While I do emphasise the reasoning and concepts behind the code when introducing new material and solving exercises in class, I appreciate that when learning a programming language for the first time, one tends to focus on the syntax (the interpreter isn’t forgiving, after all) and it can be difficult to step back and look at the bigger picture.

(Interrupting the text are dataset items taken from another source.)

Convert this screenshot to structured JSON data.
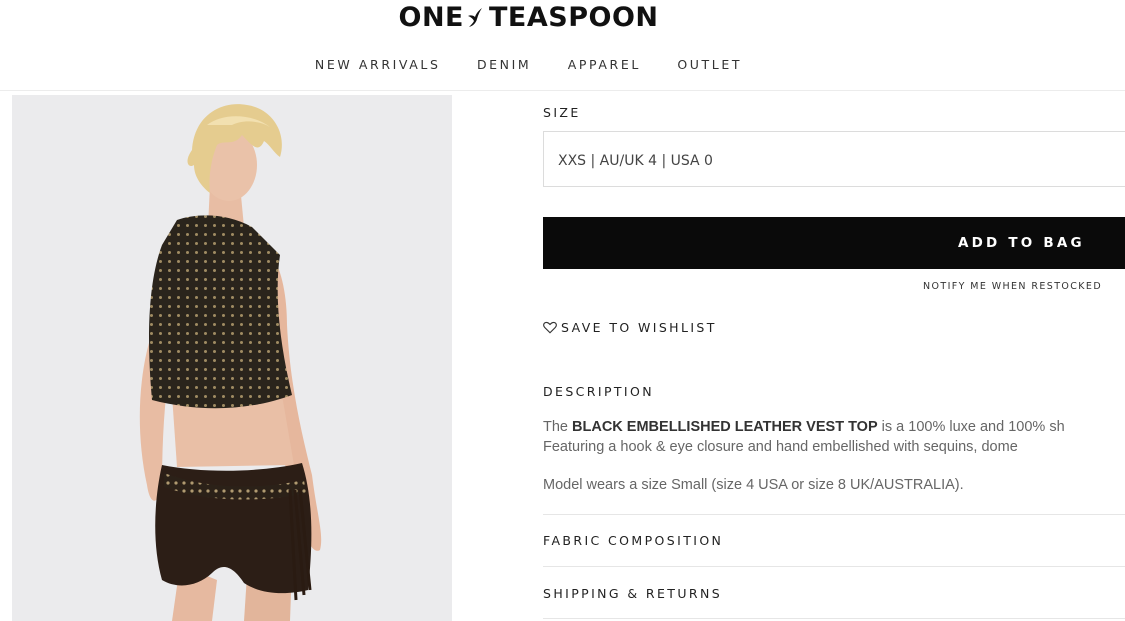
{
  "brand": {
    "name_left": "ONE",
    "name_right": "TEASPOON"
  },
  "nav": {
    "items": [
      "NEW ARRIVALS",
      "DENIM",
      "APPAREL",
      "OUTLET"
    ]
  },
  "product": {
    "image_alt": "Model wearing black embellished leather vest top and fringed suede shorts, back view",
    "size_label": "SIZE",
    "size_selected": "XXS | AU/UK 4 | USA 0",
    "add_to_bag": "ADD TO BAG",
    "notify": "NOTIFY ME WHEN RESTOCKED",
    "wishlist": "SAVE TO WISHLIST",
    "description_label": "DESCRIPTION",
    "description_prefix": "The",
    "description_name": "BLACK EMBELLISHED LEATHER VEST TOP",
    "description_line1_rest": "is a 100% luxe and 100% sh",
    "description_line2": "Featuring a hook & eye closure and hand embellished with sequins, dome",
    "model_note": "Model wears a size Small (size 4 USA or size 8 UK/AUSTRALIA).",
    "fabric_label": "FABRIC COMPOSITION",
    "shipping_label": "SHIPPING & RETURNS"
  },
  "colors": {
    "accent": "#0a0a0a",
    "text": "#222222",
    "muted": "#666666"
  }
}
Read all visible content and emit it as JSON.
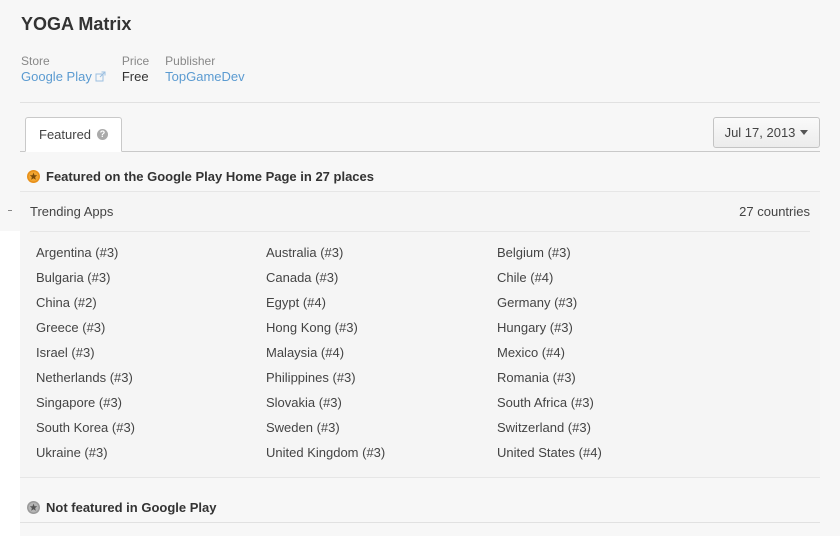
{
  "app": {
    "title": "YOGA Matrix"
  },
  "meta": {
    "store_label": "Store",
    "store_value": "Google Play",
    "price_label": "Price",
    "price_value": "Free",
    "publisher_label": "Publisher",
    "publisher_value": "TopGameDev"
  },
  "tabs": [
    {
      "label": "Featured"
    }
  ],
  "date_selector": {
    "value": "Jul 17, 2013"
  },
  "featured": {
    "heading_prefix": "Featured on the Google Play Home Page",
    "heading_in": " in ",
    "heading_count": "27 places"
  },
  "trending": {
    "title": "Trending Apps",
    "count": "27 countries",
    "countries": [
      "Argentina (#3)",
      "Australia (#3)",
      "Belgium (#3)",
      "Bulgaria (#3)",
      "Canada (#3)",
      "Chile (#4)",
      "China (#2)",
      "Egypt (#4)",
      "Germany (#3)",
      "Greece (#3)",
      "Hong Kong (#3)",
      "Hungary (#3)",
      "Israel (#3)",
      "Malaysia (#4)",
      "Mexico (#4)",
      "Netherlands (#3)",
      "Philippines (#3)",
      "Romania (#3)",
      "Singapore (#3)",
      "Slovakia (#3)",
      "South Africa (#3)",
      "South Korea (#3)",
      "Sweden (#3)",
      "Switzerland (#3)",
      "Ukraine (#3)",
      "United Kingdom (#3)",
      "United States (#4)"
    ]
  },
  "not_featured": {
    "heading": "Not featured in Google Play"
  },
  "icons": {
    "external": "external-link-icon",
    "help": "question-circle-icon",
    "featured": "star-badge-icon",
    "not_featured": "star-badge-grey-icon",
    "dropdown": "caret-down-icon"
  },
  "colors": {
    "link": "#5b9bd1",
    "featured_badge": "#e8901a",
    "not_featured_badge": "#9a9a9a"
  }
}
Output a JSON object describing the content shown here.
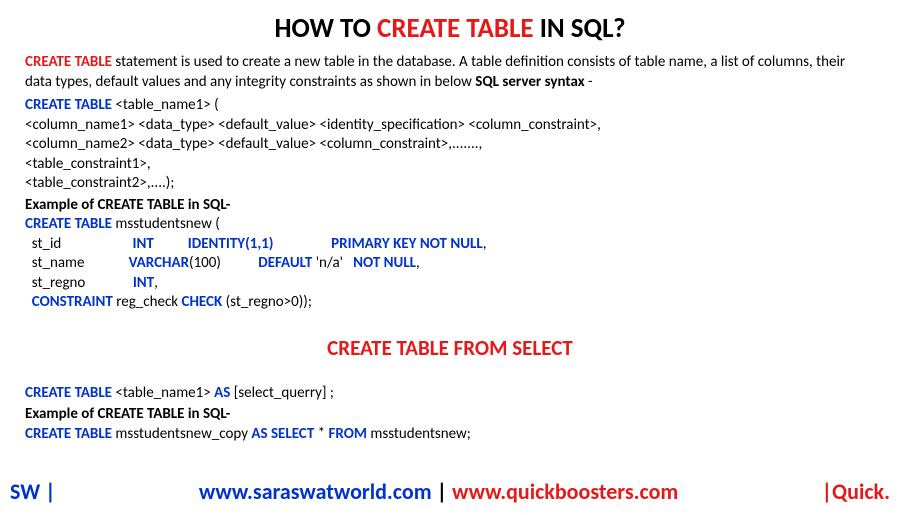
{
  "title": {
    "part1": "HOW TO ",
    "highlight": "CREATE TABLE",
    "part2": " IN SQL?"
  },
  "intro": {
    "redBold": "CREATE TABLE",
    "text1": " statement is used to create a new table in the database. A table definition consists of table name, a list of columns, their data types, default values and any integrity constraints as shown in below ",
    "bold2": "SQL server syntax",
    "text2": " -"
  },
  "syntax": {
    "keyword": "CREATE TABLE ",
    "lines": [
      "<table_name1> (",
      " <column_name1> <data_type> <default_value> <identity_specification> <column_constraint>,",
      " <column_name2> <data_type> <default_value> <column_constraint>,.......,",
      " <table_constraint1>,",
      " <table_constraint2>,....);"
    ]
  },
  "exampleLabel": "Example of CREATE TABLE in SQL-",
  "example1": {
    "line1": {
      "keyword": "CREATE TABLE ",
      "table": "msstudentsnew ("
    },
    "cols": [
      {
        "name": "  st_id",
        "type": "INT",
        "identity": "IDENTITY(1,1)",
        "constraint": "PRIMARY KEY NOT NULL",
        "comma": ","
      },
      {
        "name": "  st_name",
        "type": "VARCHAR",
        "typeArg": "(100)",
        "default": "DEFAULT",
        "defaultVal": " 'n/a'   ",
        "constraint": "NOT NULL",
        "comma": ","
      },
      {
        "name": "  st_regno",
        "type": "INT",
        "comma": ","
      }
    ],
    "constraint": {
      "kw1": "  CONSTRAINT ",
      "name": "reg_check ",
      "kw2": "CHECK ",
      "expr": "(st_regno>0));"
    }
  },
  "sectionTitle": "CREATE TABLE FROM SELECT",
  "syntax2": {
    "keyword": "CREATE TABLE ",
    "text1": "<table_name1> ",
    "as": "AS ",
    "text2": "[select_querry] ;"
  },
  "example2Label": "Example of CREATE TABLE in SQL-",
  "example2": {
    "kw1": "CREATE TABLE ",
    "table": "msstudentsnew_copy ",
    "kw2": "AS SELECT ",
    "star": "* ",
    "kw3": "FROM ",
    "table2": "msstudentsnew;"
  },
  "footer": {
    "left": "SW |",
    "url1": "www.saraswatworld.com",
    "sep": " | ",
    "url2": "www.quickboosters.com",
    "right": "|Quick."
  }
}
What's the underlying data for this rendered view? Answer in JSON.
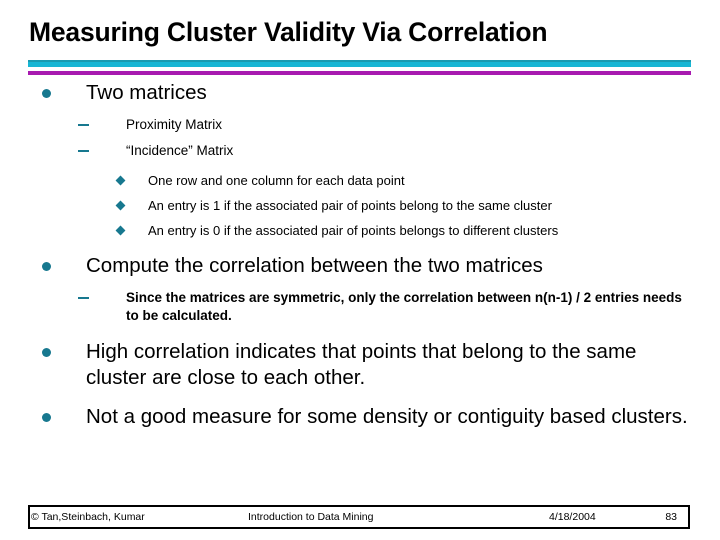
{
  "slide": {
    "title": "Measuring Cluster Validity Via Correlation",
    "theme": {
      "rule_teal_thin": "#1a9ab0",
      "rule_cyan": "#17b6d4",
      "rule_magenta": "#a81ab0",
      "bullet_color": "#17788f",
      "text_color": "#000000",
      "background": "#ffffff"
    }
  },
  "content": {
    "block1": {
      "heading": "Two matrices",
      "sub": [
        "Proximity Matrix",
        "“Incidence” Matrix"
      ],
      "subsub": [
        "One row and one column for each data point",
        "An entry is 1 if the associated pair of points belong to the same cluster",
        "An entry is 0 if the associated pair of points belongs to different clusters"
      ]
    },
    "block2": {
      "heading": "Compute the correlation between the two matrices",
      "sub": [
        "Since the matrices are symmetric, only the correlation between n(n-1) / 2 entries needs to be calculated."
      ]
    },
    "block3": {
      "heading": "High correlation indicates that points that belong to the same cluster are close to each other."
    },
    "block4": {
      "heading": "Not a good measure for some density or contiguity based clusters."
    }
  },
  "footer": {
    "author": "© Tan,Steinbach, Kumar",
    "center": "Introduction to Data Mining",
    "date": "4/18/2004",
    "page": "83"
  }
}
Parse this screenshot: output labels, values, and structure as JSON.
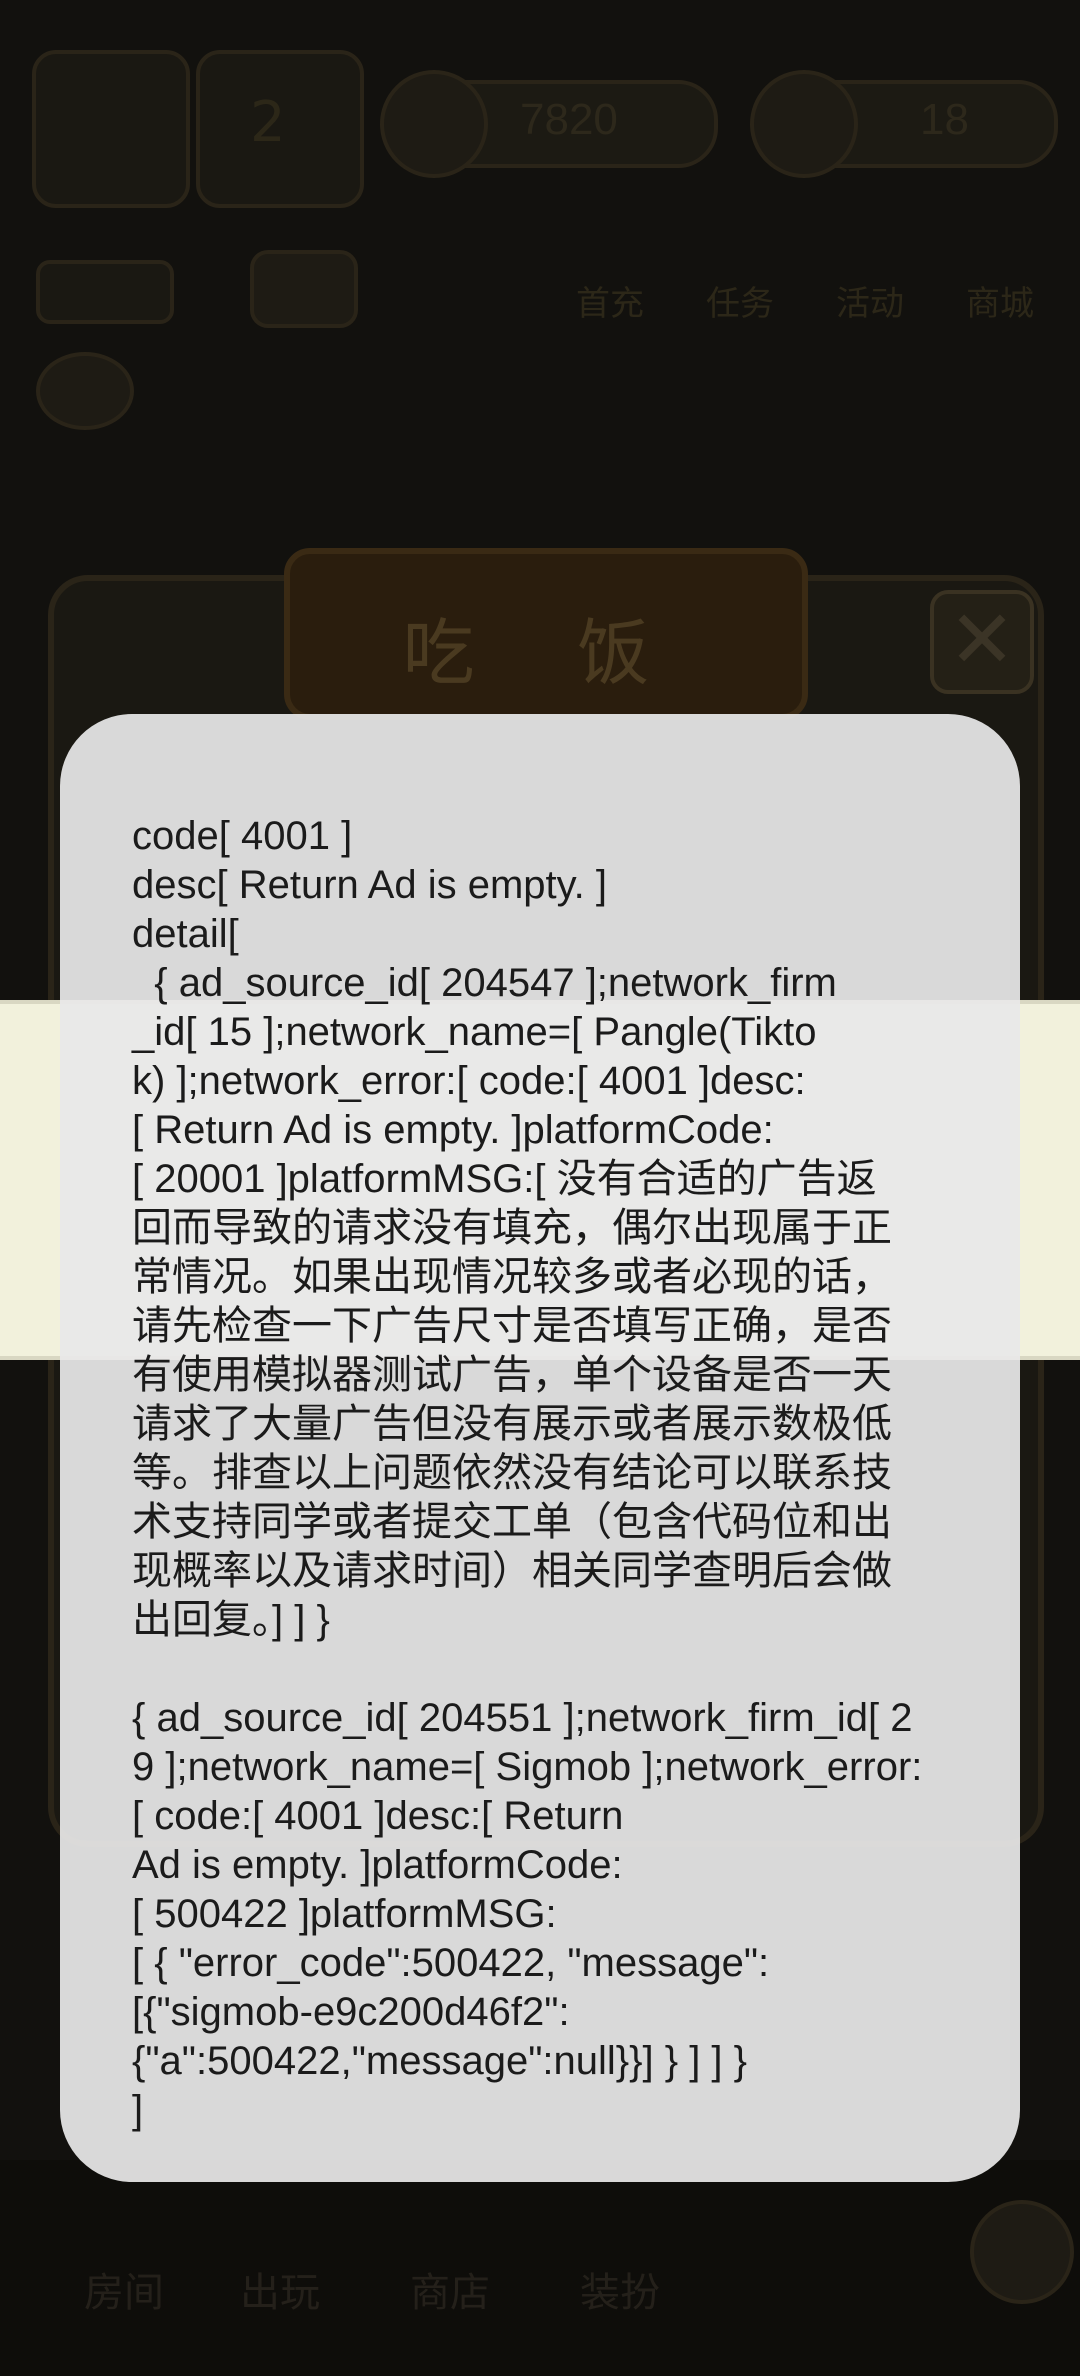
{
  "background": {
    "level_value": "2",
    "hearts_value": "7820",
    "gems_value": "18",
    "menu_items": [
      "首充",
      "任务",
      "活动",
      "商城"
    ],
    "dialog_title": "吃 饭",
    "bottom_nav": [
      "房间",
      "出玩",
      "商店",
      "装扮"
    ]
  },
  "dialog": {
    "message": "code[ 4001 ]\ndesc[ Return Ad is empty. ]\ndetail[\n  { ad_source_id[ 204547 ];network_firm\n_id[ 15 ];network_name=[ Pangle(Tikto\nk) ];network_error:[ code:[ 4001 ]desc:\n[ Return Ad is empty. ]platformCode:\n[ 20001 ]platformMSG:[ 没有合适的广告返\n回而导致的请求没有填充，偶尔出现属于正\n常情况。如果出现情况较多或者必现的话，\n请先检查一下广告尺寸是否填写正确，是否\n有使用模拟器测试广告，单个设备是否一天\n请求了大量广告但没有展示或者展示数极低\n等。排查以上问题依然没有结论可以联系技\n术支持同学或者提交工单（包含代码位和出\n现概率以及请求时间）相关同学查明后会做\n出回复。] ] }\n\n{ ad_source_id[ 204551 ];network_firm_id[ 2\n9 ];network_name=[ Sigmob ];network_error:\n[ code:[ 4001 ]desc:[ Return\nAd is empty. ]platformCode:\n[ 500422 ]platformMSG:\n[ { \"error_code\":500422, \"message\":\n[{\"sigmob-e9c200d46f2\":\n{\"a\":500422,\"message\":null}}] } ] ] }\n]"
  }
}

This is probably something I will need to pay special attention to from now on.
Some context
I came to write this post following several discussions with students during office hours. These discussions led invariably to the same conclusion: those that struggle in class and during the exams struggle to conceptualise the course material. Despite honest efforts, every exercise comes across as a new beast to tame - they fail to visualise the common patterns and start from scratch at every attempt, which is not only very inefficient, but also leads to considerable stress, which itself amplifies perceived difficulty of the task.